Lee Scoggins
Senior HTF Member
Various blind tests have in fact been done in the audio industry. Unsurprisingly (to someone who knows the technical details), it turns out that people who think differences from transports, cables, etc. are "blatantly obvious" in non-blind listening, are often completely unable to pick out those same differences in blind testing.:rolleyes
Ian,
This is just your opinion, and may be based partly on DBTs that others have conducted, but there are very real differences in transports and many other things including digital cable which also exhibits jitter.
I am no engineer but I have engineered or assistant produced over 14 albums, mostly for audiophile and mainstream labels. We have noted and adjusted for transport differences in our playback chain in most of these albums, several of which won industry awards for their clean sound.
(This also addresses Lance's comments: )
Jitter can be detected as smearing the music down to 20 Picoseconds. Recently, I have been doing orchestral and chamber music ensembles where we record in hi-rez PCM on Alessis Masterlink hard drives at 88.2khz. To get better sound at a recent concert we added a Lucid Audio GenX 96 master clock that drove down jitter from 200ps to 20ps. The difference was more detail, more "air" around the instruments, and an overall improvement in focus.

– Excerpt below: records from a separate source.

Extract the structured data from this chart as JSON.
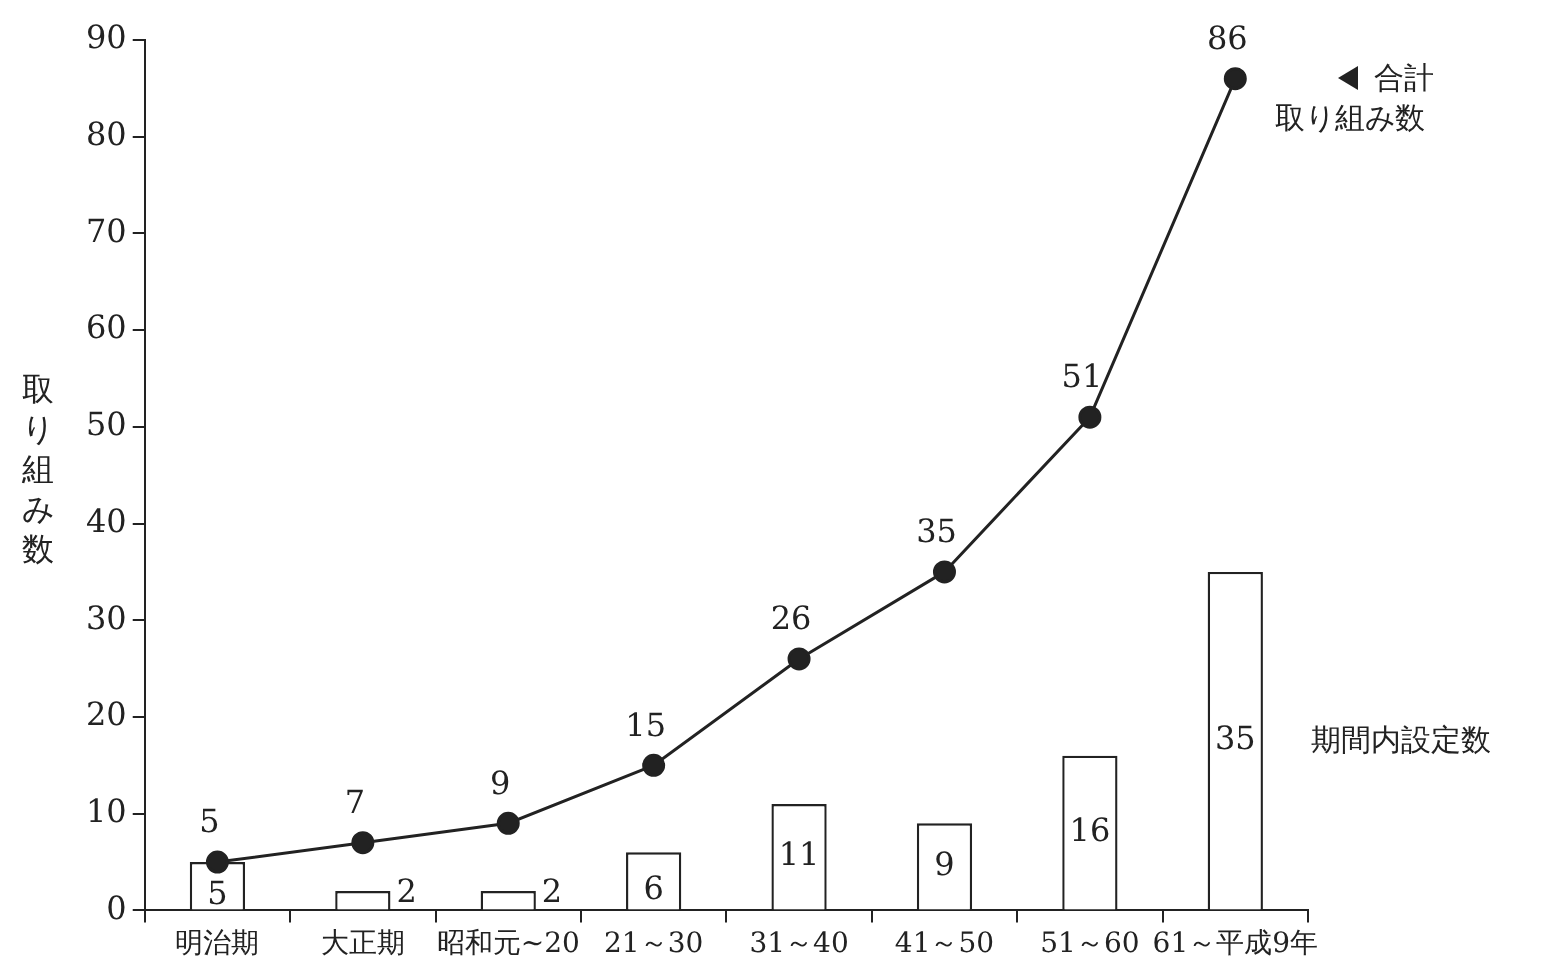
{
  "chart_data": {
    "type": "bar",
    "ylabel": "取り組み数",
    "categories": [
      "明治期",
      "大正期",
      "昭和元~20",
      "21～30",
      "31～40",
      "41～50",
      "51～60",
      "61～平成9年"
    ],
    "series": [
      {
        "name": "期間内設定数",
        "color": "#ffffff",
        "values": [
          5,
          2,
          2,
          6,
          11,
          9,
          16,
          35
        ]
      },
      {
        "name": "合計取り組み数",
        "type": "line",
        "color": "#222222",
        "values": [
          5,
          7,
          9,
          15,
          26,
          35,
          51,
          86
        ]
      }
    ],
    "ylim": [
      0,
      90
    ],
    "yticks": [
      0,
      10,
      20,
      30,
      40,
      50,
      60,
      70,
      80,
      90
    ],
    "grid": false,
    "legend": "right",
    "marker": "circle",
    "line_style": "solid",
    "data_labels": true
  }
}
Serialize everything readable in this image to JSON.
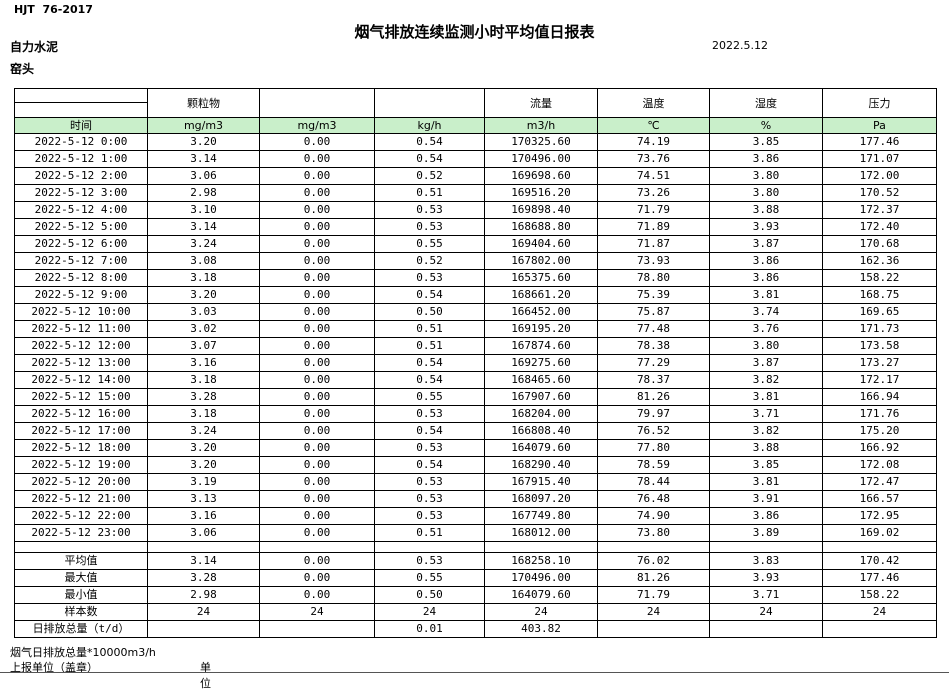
{
  "header": {
    "standard": "HJT  76-2017",
    "title": "烟气排放连续监测小时平均值日报表",
    "company": "自力水泥",
    "location": "窑头",
    "date": "2022.5.12"
  },
  "table": {
    "group_headers": [
      "",
      "颗粒物",
      "",
      "",
      "流量",
      "温度",
      "湿度",
      "压力"
    ],
    "unit_row": [
      "时间",
      "mg/m3",
      "mg/m3",
      "kg/h",
      "m3/h",
      "℃",
      "%",
      "Pa"
    ],
    "rows": [
      [
        "2022-5-12 0:00",
        "3.20",
        "0.00",
        "0.54",
        "170325.60",
        "74.19",
        "3.85",
        "177.46"
      ],
      [
        "2022-5-12 1:00",
        "3.14",
        "0.00",
        "0.54",
        "170496.00",
        "73.76",
        "3.86",
        "171.07"
      ],
      [
        "2022-5-12 2:00",
        "3.06",
        "0.00",
        "0.52",
        "169698.60",
        "74.51",
        "3.80",
        "172.00"
      ],
      [
        "2022-5-12 3:00",
        "2.98",
        "0.00",
        "0.51",
        "169516.20",
        "73.26",
        "3.80",
        "170.52"
      ],
      [
        "2022-5-12 4:00",
        "3.10",
        "0.00",
        "0.53",
        "169898.40",
        "71.79",
        "3.88",
        "172.37"
      ],
      [
        "2022-5-12 5:00",
        "3.14",
        "0.00",
        "0.53",
        "168688.80",
        "71.89",
        "3.93",
        "172.40"
      ],
      [
        "2022-5-12 6:00",
        "3.24",
        "0.00",
        "0.55",
        "169404.60",
        "71.87",
        "3.87",
        "170.68"
      ],
      [
        "2022-5-12 7:00",
        "3.08",
        "0.00",
        "0.52",
        "167802.00",
        "73.93",
        "3.86",
        "162.36"
      ],
      [
        "2022-5-12 8:00",
        "3.18",
        "0.00",
        "0.53",
        "165375.60",
        "78.80",
        "3.86",
        "158.22"
      ],
      [
        "2022-5-12 9:00",
        "3.20",
        "0.00",
        "0.54",
        "168661.20",
        "75.39",
        "3.81",
        "168.75"
      ],
      [
        "2022-5-12 10:00",
        "3.03",
        "0.00",
        "0.50",
        "166452.00",
        "75.87",
        "3.74",
        "169.65"
      ],
      [
        "2022-5-12 11:00",
        "3.02",
        "0.00",
        "0.51",
        "169195.20",
        "77.48",
        "3.76",
        "171.73"
      ],
      [
        "2022-5-12 12:00",
        "3.07",
        "0.00",
        "0.51",
        "167874.60",
        "78.38",
        "3.80",
        "173.58"
      ],
      [
        "2022-5-12 13:00",
        "3.16",
        "0.00",
        "0.54",
        "169275.60",
        "77.29",
        "3.87",
        "173.27"
      ],
      [
        "2022-5-12 14:00",
        "3.18",
        "0.00",
        "0.54",
        "168465.60",
        "78.37",
        "3.82",
        "172.17"
      ],
      [
        "2022-5-12 15:00",
        "3.28",
        "0.00",
        "0.55",
        "167907.60",
        "81.26",
        "3.81",
        "166.94"
      ],
      [
        "2022-5-12 16:00",
        "3.18",
        "0.00",
        "0.53",
        "168204.00",
        "79.97",
        "3.71",
        "171.76"
      ],
      [
        "2022-5-12 17:00",
        "3.24",
        "0.00",
        "0.54",
        "166808.40",
        "76.52",
        "3.82",
        "175.20"
      ],
      [
        "2022-5-12 18:00",
        "3.20",
        "0.00",
        "0.53",
        "164079.60",
        "77.80",
        "3.88",
        "166.92"
      ],
      [
        "2022-5-12 19:00",
        "3.20",
        "0.00",
        "0.54",
        "168290.40",
        "78.59",
        "3.85",
        "172.08"
      ],
      [
        "2022-5-12 20:00",
        "3.19",
        "0.00",
        "0.53",
        "167915.40",
        "78.44",
        "3.81",
        "172.47"
      ],
      [
        "2022-5-12 21:00",
        "3.13",
        "0.00",
        "0.53",
        "168097.20",
        "76.48",
        "3.91",
        "166.57"
      ],
      [
        "2022-5-12 22:00",
        "3.16",
        "0.00",
        "0.53",
        "167749.80",
        "74.90",
        "3.86",
        "172.95"
      ],
      [
        "2022-5-12 23:00",
        "3.06",
        "0.00",
        "0.51",
        "168012.00",
        "73.80",
        "3.89",
        "169.02"
      ]
    ],
    "summary": [
      [
        "平均值",
        "3.14",
        "0.00",
        "0.53",
        "168258.10",
        "76.02",
        "3.83",
        "170.42"
      ],
      [
        "最大值",
        "3.28",
        "0.00",
        "0.55",
        "170496.00",
        "81.26",
        "3.93",
        "177.46"
      ],
      [
        "最小值",
        "2.98",
        "0.00",
        "0.50",
        "164079.60",
        "71.79",
        "3.71",
        "158.22"
      ],
      [
        "样本数",
        "24",
        "24",
        "24",
        "24",
        "24",
        "24",
        "24"
      ],
      [
        "日排放总量（t/d）",
        "",
        "",
        "0.01",
        "403.82",
        "",
        "",
        ""
      ]
    ]
  },
  "footer": {
    "note": "烟气日排放总量*10000m3/h",
    "report_unit": "上报单位（盖章）",
    "unit_label": "单位"
  },
  "colors": {
    "header_green": "#c9efca"
  }
}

It was suprising to me initially but I have heard similar sonic improvements as we lowered jitter in the recording and playback chains at Chesky Records. The reading of 20 picoseconds is extremely low in technical terms but one has to keep in mind that the human brain is an amazing processing engine capable of hearing very subtle nuances through its neural network retrieval and analysis.
I am recording my music samples at 200 and 20 ps for a test CD so if you want to listen what each sounds like, I would be happy to send you a copy for evaluation.